Dig the Bill & Ted reference. Thanks for the post.

Heckuva post, Bobby. Insightful and entertaining.

The next whopper to stun the practice of bankruptcy will come when the Supreme Court deprives bankruptcy courts of jurisdiction and authority to issue third party releases and anti-suit injunctions enforcing those releases.

Stern v Marshall was a warning by the current majority on the High Court for bankruptcy practitioners to stop encroaching on the domain of Article III.

Some say Stern also constitutionalized the Summary-Plenary divide that partitioned bankruptcy jurisdiction in the 1898 Act.

That divide recognizes that issues and parties deserving a jury trial belong in District Court.

Stern also drilled down to the Core and held that all proceedings “arising in” bankruptcy are not necessarily constitutional.

Section 105 is destine for the same fate.

I represented the trustee in Latman v Burdette, the 9th circuit case that was the first circuit opinion permitting exemption surcharge, so this issue is close to my heart.

The facts in the Law case seem easily distinguishable, in that the surcharge was to cover admin expense--a kind of fee-shifting that may be outside of a reasonable scope of 105. The Latman surcharge was a reduction in (d)(5) exemption to compensate the estate for the debtors' failure to turn over undisclosed property. The surcharge insured that the debtors did not get to keep more than they were statutorily entitled to.

But who knows whether SCOTUS will appreciate these distinctions.

Alan, the Solicitor General made a similar point in arguing against a granting of cert. The petitioner replied saying the distinction was not one that mattered, and the Court granted cert. That would signal the Court is not friendly to the argument that there is a distinction.

As a bankruptcy specialist, I see your point about the distinction, but the distinction may not be germane if the Court's concerns are broader about section 105.

Agree with Bob White. Also, if you go back to Ahlers, the Court expressed a conservative view on 105 and I would expect that to continue here. It will take a lot of work to craft an opinion in favor of the surcharge that does not open the floodgates to all kinds of "special circumstances" arguments.

Enjoyed the post very much, quite well done.

Having read the trustee’s response to petitioner’s writ I shudder at the thought of the BK Court “punishing” abuse of process with sur charges that amount to a sanction and fine.

It is not a core proceeding for the BK Court to stop abuse of process with a fine pursuant to section 105.

Abuse of process is to be stopped by stopping the abusive process - nothing more!

As cited in the trustee’s response - In Marrama the Supreme Court stopped the abusive process by disallowing the conversion to chapter 13, not by a fine.

Did section 105 stop the abuse of process in our instant case - NO, it punished the debtor.

If section 105 can’t stop the abuse of process then there are two other, if not more, allowed ways to punish the debtor and pay the trustee.

The first is Rule 9011 - which grants safe harbor to the debtor and might have been awkward to prosecute in this case given the BAP’s first decision and remand “without prejudice”, and secondly, the debtor’s actions should be punished as a bankruptcy crime under the criminal codes - in a real court.
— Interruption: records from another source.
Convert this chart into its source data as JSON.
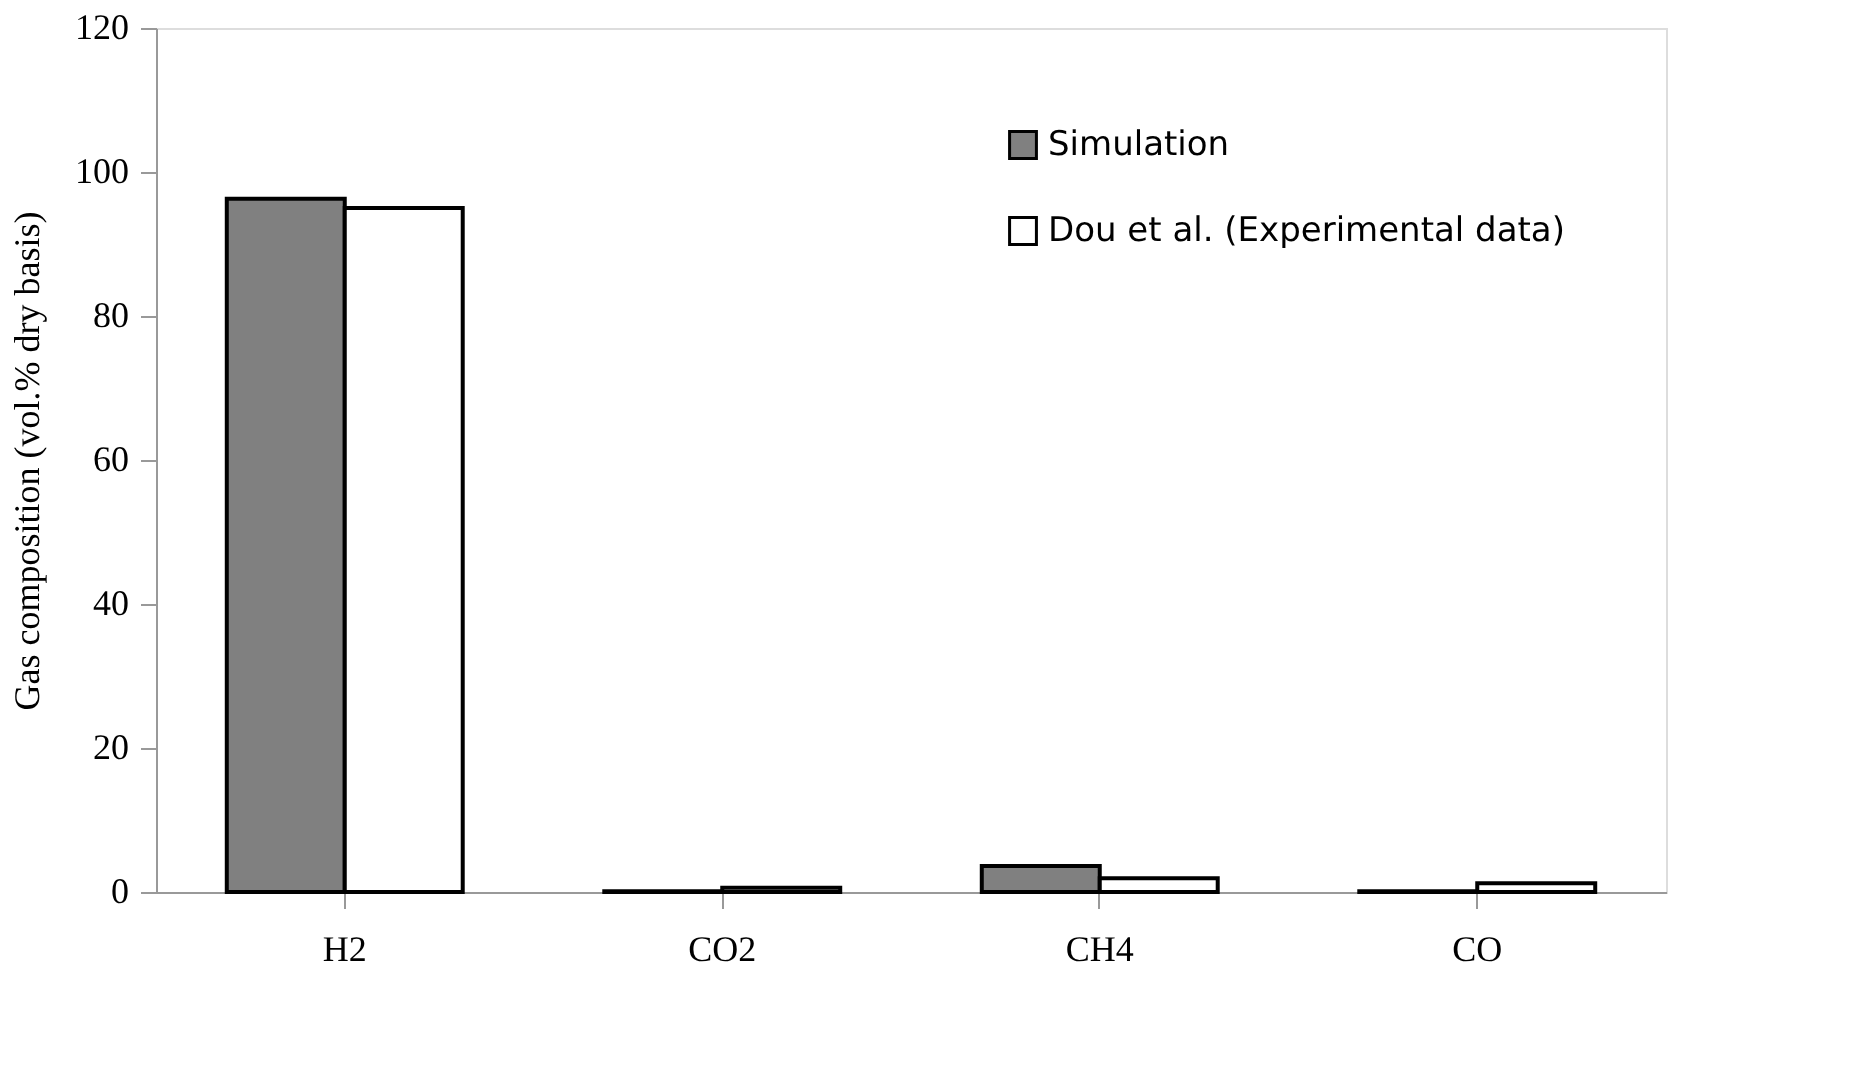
{
  "chart_data": {
    "type": "bar",
    "ylabel": "Gas composition (vol.% dry basis)",
    "categories": [
      "H2",
      "CO2",
      "CH4",
      "CO"
    ],
    "series": [
      {
        "name": "Simulation",
        "color": "#808080",
        "values": [
          96.3,
          0.1,
          3.6,
          0.1
        ]
      },
      {
        "name": "Dou et al. (Experimental data)",
        "color": "#ffffff",
        "values": [
          95.0,
          0.6,
          1.9,
          1.2
        ]
      }
    ],
    "ylim": [
      0,
      120
    ],
    "yticks": [
      0,
      20,
      40,
      60,
      80,
      100,
      120
    ],
    "grid": false,
    "legend": "top right"
  }
}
What makes bankruptcy so dangerous today is that the courts and trustees are so anxious to broaden their power without regard to the Constitution, especially for the trustees with their shrinking case loads (less case income) and expanding exemptions (less recovery of property as commissions).

what about in states like Connecticut , where the banks pursue foreclosures based on the owner of the note rather the who has clear title to the mortgage.

In Federal Bankruptcy court the home owner can pursue the mortgage title side of the argument and this is why the Banks attorneys move to exclude themselves from the Federal Bankruptcy court in favor of the State court.

What is the best defense for the homeowner to keep the case in federal court ? or better yet, how does the home owner win in State court and stop the bank from foreclosing in State court on a note when banks know that the title on the home is at best clouded?